So, Britain has chosen to cut away from the European Union. News reports speak of chaos to financial markets and share trading with political upheaval unfolding by the hour.
Did the British get it wrong? Well, only time will tell. What is certain is that there is pain involved.
There appear to have been many positive outcomes to the European Union, some of which Australia might well benefit from embracing. These have included the removal of long, often complicated bureaucratic procedures across borders.
On the other hand, another strategic agenda is rising within the EU, one which aims at bringing to birth a new image of man that radically changes the social order as it has previously been known.
Aside from bioethical questions, this new legal and social order involves policies that promote same-sex “marriage”, gender diversity leading to gender mainstreaming, and the challenging of homophobia, all of which are protected under anti-discrimination laws.
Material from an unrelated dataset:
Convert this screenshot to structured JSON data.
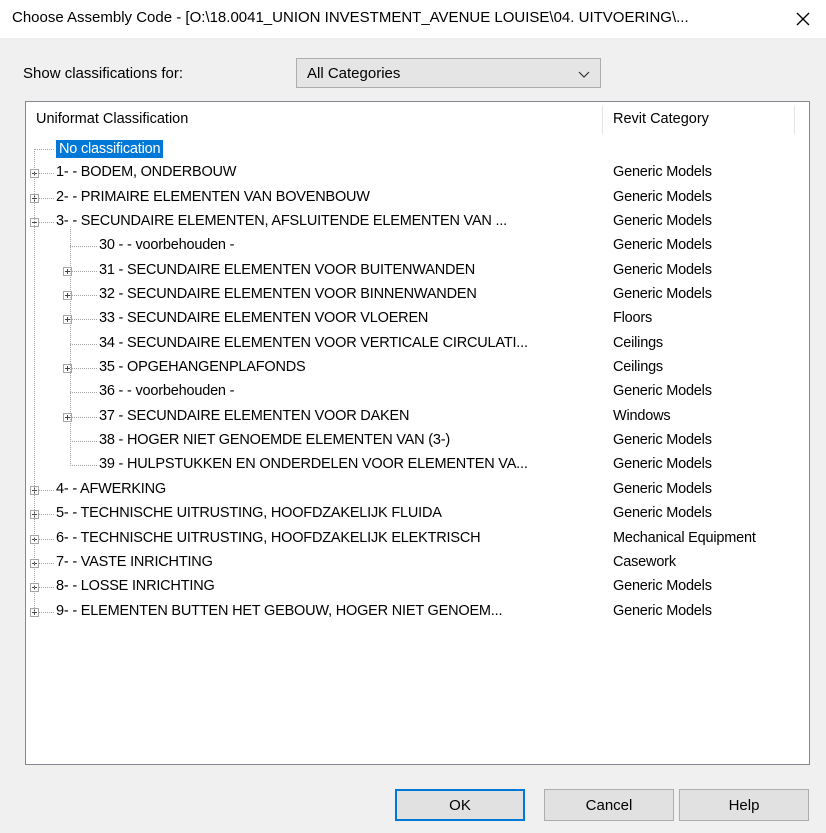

The EU, primarily created out of Europe’s desire for peace after World War II, has since morphed into a power system that wishes to establish the new “gender person” as the norm across Europe with the promise of penalties for all those who dare to object.
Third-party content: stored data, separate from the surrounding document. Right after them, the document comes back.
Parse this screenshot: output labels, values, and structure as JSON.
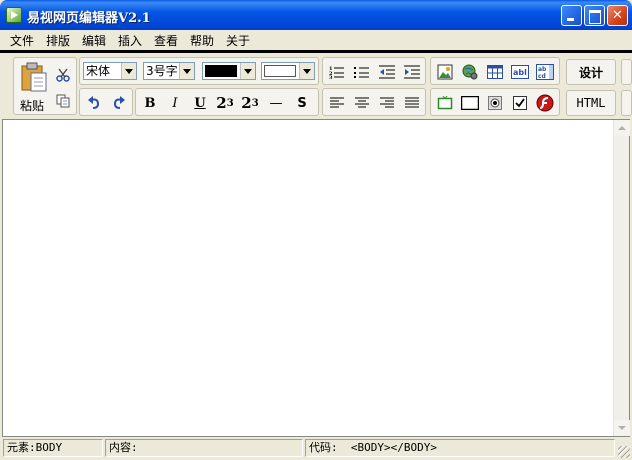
{
  "window": {
    "title": "易视网页编辑器V2.1"
  },
  "menu": [
    "文件",
    "排版",
    "编辑",
    "插入",
    "查看",
    "帮助",
    "关于"
  ],
  "toolbar": {
    "paste_label": "粘贴",
    "font_family": "宋体",
    "font_size": "3号字",
    "fore_color": "#000000",
    "back_color": "#ffffff",
    "bold": "B",
    "italic": "I",
    "underline": "U",
    "superscript_base": "2",
    "superscript_sup": "3",
    "subscript_base": "2",
    "subscript_sub": "3",
    "hr": "—",
    "strike": "S",
    "design_label": "设计",
    "html_label": "HTML"
  },
  "status": {
    "element": "元素:BODY",
    "content": "内容:",
    "code_label": "代码:",
    "code_value": "<BODY></BODY>"
  }
}
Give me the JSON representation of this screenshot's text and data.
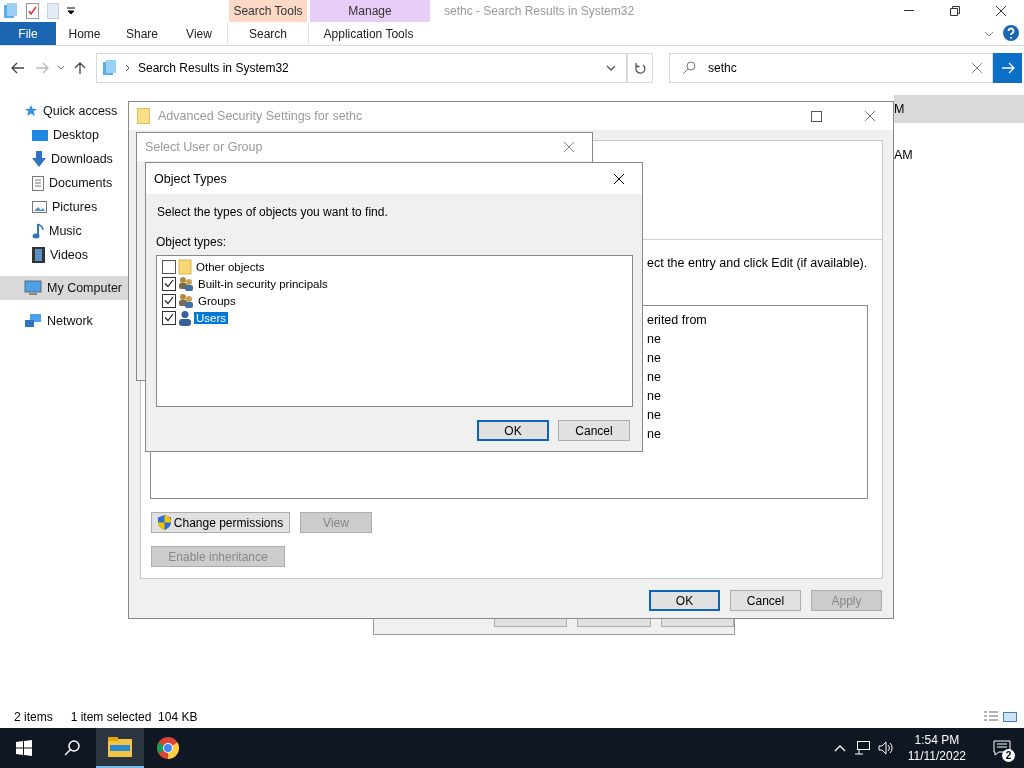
{
  "explorer": {
    "title": "sethc - Search Results in System32",
    "contextual_tabs": [
      {
        "label": "Search Tools",
        "color": "#fcd9c6"
      },
      {
        "label": "Manage",
        "color": "#e8cdf7"
      }
    ],
    "ribbon_tabs": [
      {
        "label": "File",
        "kind": "file"
      },
      {
        "label": "Home",
        "kind": "tab"
      },
      {
        "label": "Share",
        "kind": "tab"
      },
      {
        "label": "View",
        "kind": "tab"
      },
      {
        "label": "Search",
        "kind": "contextual"
      },
      {
        "label": "Application Tools",
        "kind": "contextual"
      }
    ],
    "address": {
      "path": "Search Results in System32"
    },
    "search": {
      "value": "sethc"
    },
    "sidebar": {
      "items": [
        {
          "label": "Quick access",
          "kind": "star",
          "selected": false,
          "children": [
            {
              "label": "Desktop",
              "kind": "desktop",
              "selected": false
            },
            {
              "label": "Downloads",
              "kind": "download",
              "selected": false
            },
            {
              "label": "Documents",
              "kind": "document",
              "selected": false
            },
            {
              "label": "Pictures",
              "kind": "picture",
              "selected": false
            },
            {
              "label": "Music",
              "kind": "music",
              "selected": false
            },
            {
              "label": "Videos",
              "kind": "video",
              "selected": false
            }
          ]
        },
        {
          "label": "My Computer",
          "kind": "computer",
          "selected": true
        },
        {
          "label": "Network",
          "kind": "network",
          "selected": false
        }
      ]
    },
    "list_rows": [
      {
        "text": "M",
        "selected": true
      },
      {
        "text": "AM",
        "selected": false
      }
    ],
    "status_bar": {
      "items": "2 items",
      "selection": "1 item selected  104 KB"
    }
  },
  "advanced_dialog": {
    "title": "Advanced Security Settings for sethc",
    "instruction": "ect the entry and click Edit (if available).",
    "column_header": "erited from",
    "column_cells": [
      "ne",
      "ne",
      "ne",
      "ne",
      "ne",
      "ne"
    ],
    "buttons": [
      {
        "label": "Change permissions",
        "kind": "shield",
        "disabled": false
      },
      {
        "label": "View",
        "kind": "plain",
        "disabled": true
      },
      {
        "label": "Enable inheritance",
        "kind": "plain",
        "disabled": true
      }
    ],
    "footer_buttons": [
      {
        "label": "OK",
        "default": true,
        "disabled": false
      },
      {
        "label": "Cancel",
        "default": false,
        "disabled": false
      },
      {
        "label": "Apply",
        "default": false,
        "disabled": true
      }
    ]
  },
  "select_dialog": {
    "title": "Select User or Group"
  },
  "object_types_dialog": {
    "title": "Object Types",
    "prompt": "Select the types of objects you want to find.",
    "list_label": "Object types:",
    "items": [
      {
        "label": "Other objects",
        "kind": "folder",
        "checked": false,
        "selected": false
      },
      {
        "label": "Built-in security principals",
        "kind": "group",
        "checked": true,
        "selected": false
      },
      {
        "label": "Groups",
        "kind": "group",
        "checked": true,
        "selected": false
      },
      {
        "label": "Users",
        "kind": "user",
        "checked": true,
        "selected": true
      }
    ],
    "buttons": [
      {
        "label": "OK",
        "default": true
      },
      {
        "label": "Cancel",
        "default": false
      }
    ]
  },
  "taskbar": {
    "apps": [
      {
        "kind": "explorer",
        "active": true
      },
      {
        "kind": "chrome",
        "active": false
      }
    ],
    "time": "1:54 PM",
    "date": "11/11/2022",
    "notifications": "2"
  }
}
It is only a decade since St John Paul II wrote in his final book, Memory and Identity, about “the strong pressure from the European Parliament to recognise homosexual unions as an alternative type of family, with the right to adopt children.
“It is legitimate and even necessary,” he said, “to ask whether this is not the work of another ideology of evil, more insidious and hidden, perhaps, intent on exploiting human rights themselves against man and against the family.”
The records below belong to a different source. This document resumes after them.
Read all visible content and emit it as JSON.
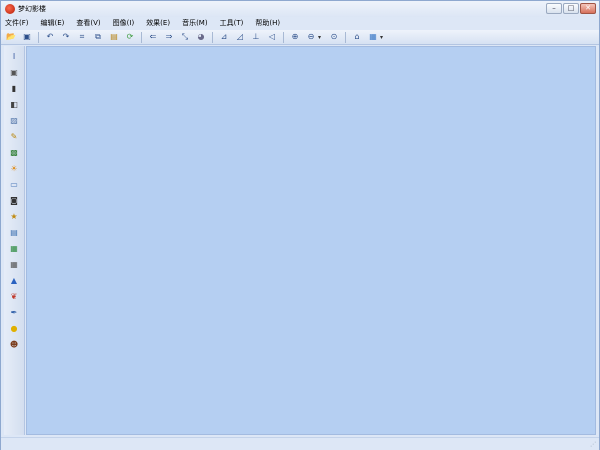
{
  "window": {
    "title": "梦幻影楼",
    "buttons": [
      "minimize",
      "maximize",
      "close"
    ]
  },
  "menubar": {
    "items": [
      {
        "label": "文件(F)"
      },
      {
        "label": "编辑(E)"
      },
      {
        "label": "查看(V)"
      },
      {
        "label": "图像(I)"
      },
      {
        "label": "效果(E)"
      },
      {
        "label": "音乐(M)"
      },
      {
        "label": "工具(T)"
      },
      {
        "label": "帮助(H)"
      }
    ]
  },
  "toolbar": {
    "groups": [
      [
        "open-icon",
        "save-icon"
      ],
      [
        "undo-icon",
        "redo-icon",
        "crop-icon",
        "copy-icon",
        "paste-icon",
        "refresh-icon"
      ],
      [
        "arrow-left-icon",
        "arrow-right-icon",
        "resize-icon",
        "sphere-icon"
      ],
      [
        "align-left-icon",
        "align-right-icon",
        "align-center-icon",
        "align-edge-icon"
      ],
      [
        "zoom-in-icon",
        "zoom-out-icon",
        "zoom-fit-icon"
      ],
      [
        "home-icon",
        "image-view-icon"
      ]
    ]
  },
  "sidebar": {
    "icons": [
      "text-cursor-icon",
      "frame-icon",
      "film-icon",
      "half-tone-icon",
      "picture-icon",
      "pencil-icon",
      "landscape-icon",
      "sun-image-icon",
      "window-icon",
      "camera-icon",
      "star-image-icon",
      "photo-frame-icon",
      "mosaic-icon",
      "grid-icon",
      "triangle-icon",
      "bow-icon",
      "feather-icon",
      "bulb-icon",
      "face-icon"
    ]
  },
  "colors": {
    "canvas": "#b5cff2",
    "chrome": "#dde7f6",
    "close_button": "#d6705b"
  }
}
How far Europe has travelled since the European Convention on Human Rights in 1950 also protected marriage between a man and a woman?
A mere 50 years later, the EU adopted a new document entitled the Charter of Fundamental Rights of the European Union.
In Article 9 of the Charter, which refers to marriage, men and women are no longer mentioned. In Article 21, the theme of “sexual orientation” is introduced but is not clearly defined.
It does, however, leave anyone who dares to question any aspect of sexual orientation open to being penalised through anti-discrimination laws.
I have seriously had difficulty trying to find even one Catholic who does not wholeheartedly agree that, as stated in the Catechism and echoed by Pope Francis, there must be no discrimination against people who are same-sex attracted, but rather that each person must be treated with respect, compassion and sensitivity.
In fact, shouldn’t every person be treated with respect, compassion and sensitivity? Er, yes.
At present, many in the LGBTI community continue to believe there is a wall that exists between them and the Church. Pope Francis encourages us that “bridges are better than walls”, beckoning us to reach out, and in places even to be radical.
Britain has bucked the trend which is likely to lead the nation in one of two directions: to an independence that will bring about a severe breakdown in multilateral relationships, or as a prophetic voice that calls the EU back to its original promise to bring about peace through the unity of differences that exist. This might even lead miraculously to a renewed dignity of men, women and the family.
As the Church, we, too, are called to take stock of where we have built walls in place of bridges.
If we fail to do this, then we might well see a more severe breakdown with our brothers and sisters in the LGBTI community.
Alternatively, a radical desire to reach out and build bridges with all marginalised groups might well be the prophetic gesture that bucks the trend and opens a door to welcome and accept the gifts that God has given to each person.
Yes, there will be pain involved, but without it there is no gospel.
Funnily enough, Britain’s shock decision might well be the jolt that calls all of us to change direction.